Bentley WaterGEMS CONNECT Edition Help

Water Column Separation and Vapor Pockets

During a hydraulic transient event, the hydraulic-grade line (HGL), or head, at some locations may drop low enough to reach the pipe’s elevation, resulting in sub-atmospheric pressures or even full-vacuum pressures. Some of the water may flash from liquid to vapor while vacuum pressures persist, resulting in a temporary water-column separation. When system pressures increase again, the vapor condenses to liquid as the water columns accelerate toward each other (with nothing to slow them down unless air entered the system at a vacuum breaker valve) until they collapse the vapor pocket; this is the most violent and damaging water hammer phenomenon possible.

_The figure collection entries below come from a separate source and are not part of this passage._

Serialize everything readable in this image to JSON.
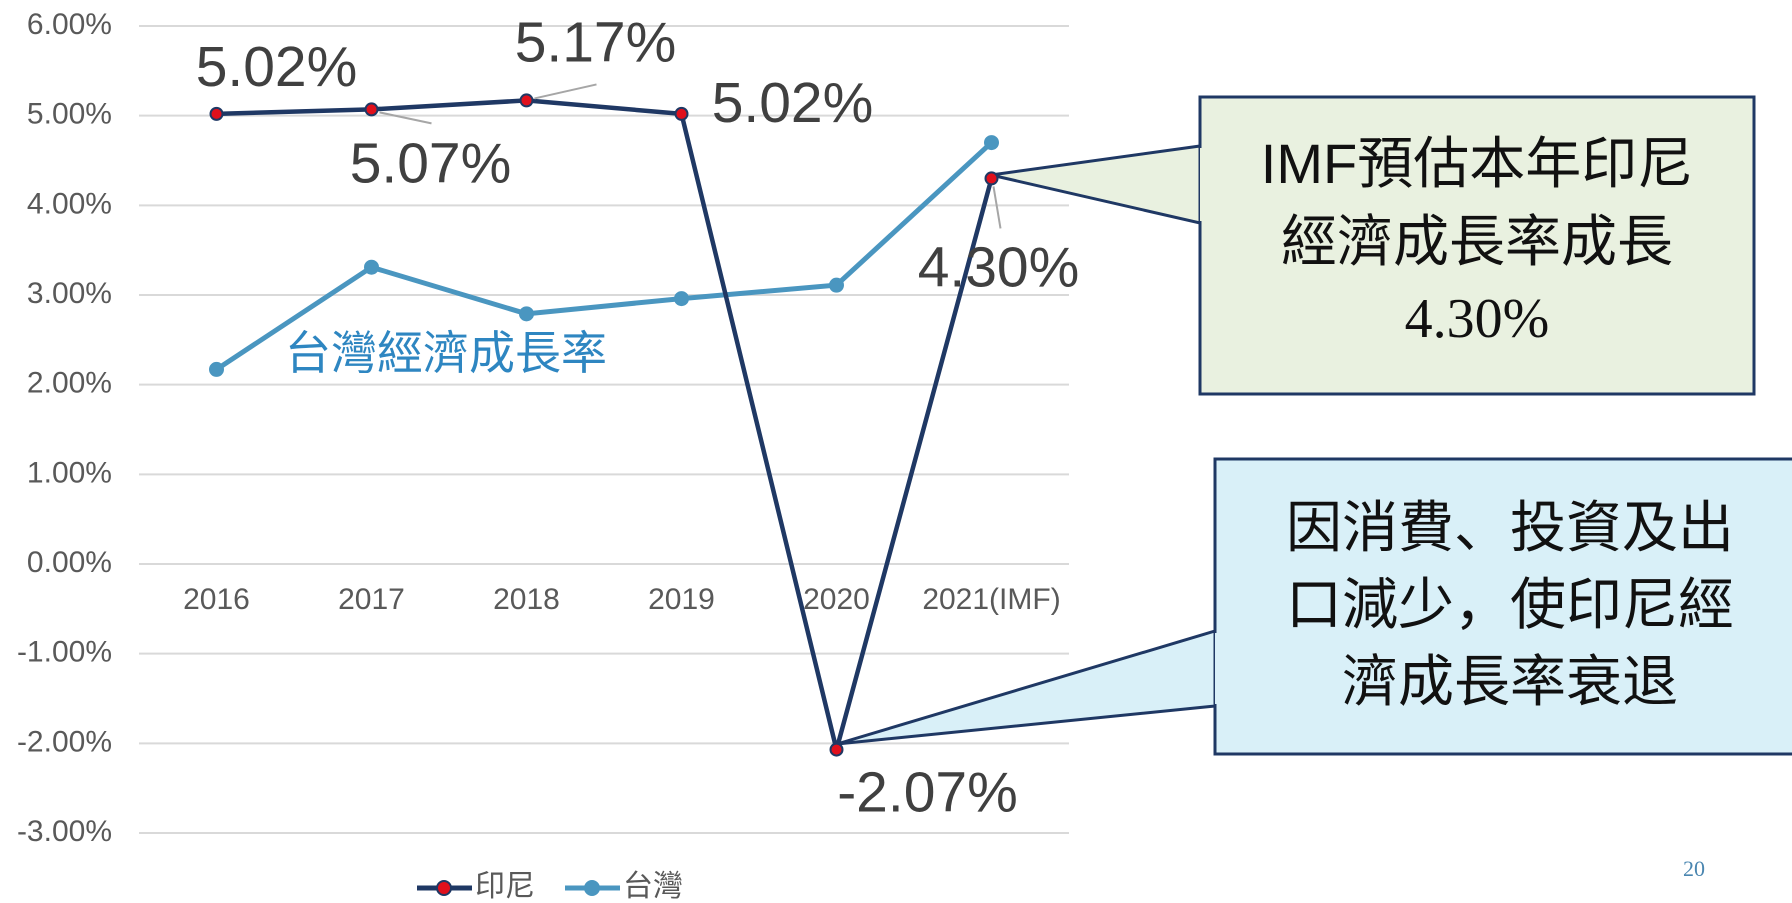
{
  "chart_data": {
    "type": "line",
    "categories": [
      "2016",
      "2017",
      "2018",
      "2019",
      "2020",
      "2021(IMF)"
    ],
    "series": [
      {
        "name": "印尼",
        "color": "#1f3864",
        "marker_color": "#e0101c",
        "values": [
          5.02,
          5.07,
          5.17,
          5.02,
          -2.07,
          4.3
        ],
        "value_labels": [
          "5.02%",
          "5.07%",
          "5.17%",
          "5.02%",
          "-2.07%",
          "4.30%"
        ]
      },
      {
        "name": "台灣",
        "color": "#4a96c0",
        "marker_color": "#4a96c0",
        "values": [
          2.17,
          3.31,
          2.79,
          2.96,
          3.11,
          4.7
        ]
      }
    ],
    "ylim": [
      -3,
      6
    ],
    "yticks": [
      {
        "value": -3,
        "label": "-3.00%"
      },
      {
        "value": -2,
        "label": "-2.00%"
      },
      {
        "value": -1,
        "label": "-1.00%"
      },
      {
        "value": 0,
        "label": "0.00%"
      },
      {
        "value": 1,
        "label": "1.00%"
      },
      {
        "value": 2,
        "label": "2.00%"
      },
      {
        "value": 3,
        "label": "3.00%"
      },
      {
        "value": 4,
        "label": "4.00%"
      },
      {
        "value": 5,
        "label": "5.00%"
      },
      {
        "value": 6,
        "label": "6.00%"
      }
    ],
    "grid": true,
    "legend": "bottom",
    "annotations": [
      "台灣經濟成長率"
    ],
    "callouts": [
      {
        "lines": [
          "IMF預估本年印尼",
          "經濟成長率成長",
          "4.30%"
        ]
      },
      {
        "lines": [
          "因消費、投資及出",
          "口減少，使印尼經",
          "濟成長率衰退"
        ]
      }
    ]
  },
  "page_number": "20"
}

Bentley HAMMER makes a number of assumptions with respect to the formation of air or vapor pockets and the resulting water column separation:

  • HAMMER models volumes as occupying the entire cross section of the pipe. This may not be realistic for small volumes, since they could overlie the liquid and not create column separation, as in the case of air bubbles, but this does not result in significant errors.
  • HAMMER models air or vapor volumes as concentrated at specific points along a pipe. Volume at a node is the sum of the end points (a special case of a point) for all pipes connected to it. However, HAMMER can simulate an extended air volume if it enters the system at a local high point (via a combination air valve or CAV) and if it remains within the pipes connected to it.
  • HAMMER ignores the reduction in pressure-wave speed that can result from the presence of finely dispersed air or vapor bubbles in the fluid. Air injection using diffusers or spargers can be difficult to achieve consistently in practice and the effect of air bubbles (at low pressures) on wave speed is still the subject of laboratory investigations.

In each case, the assumptions are made so that HAMMER’s results provide conservative predictions of extreme transient pressures.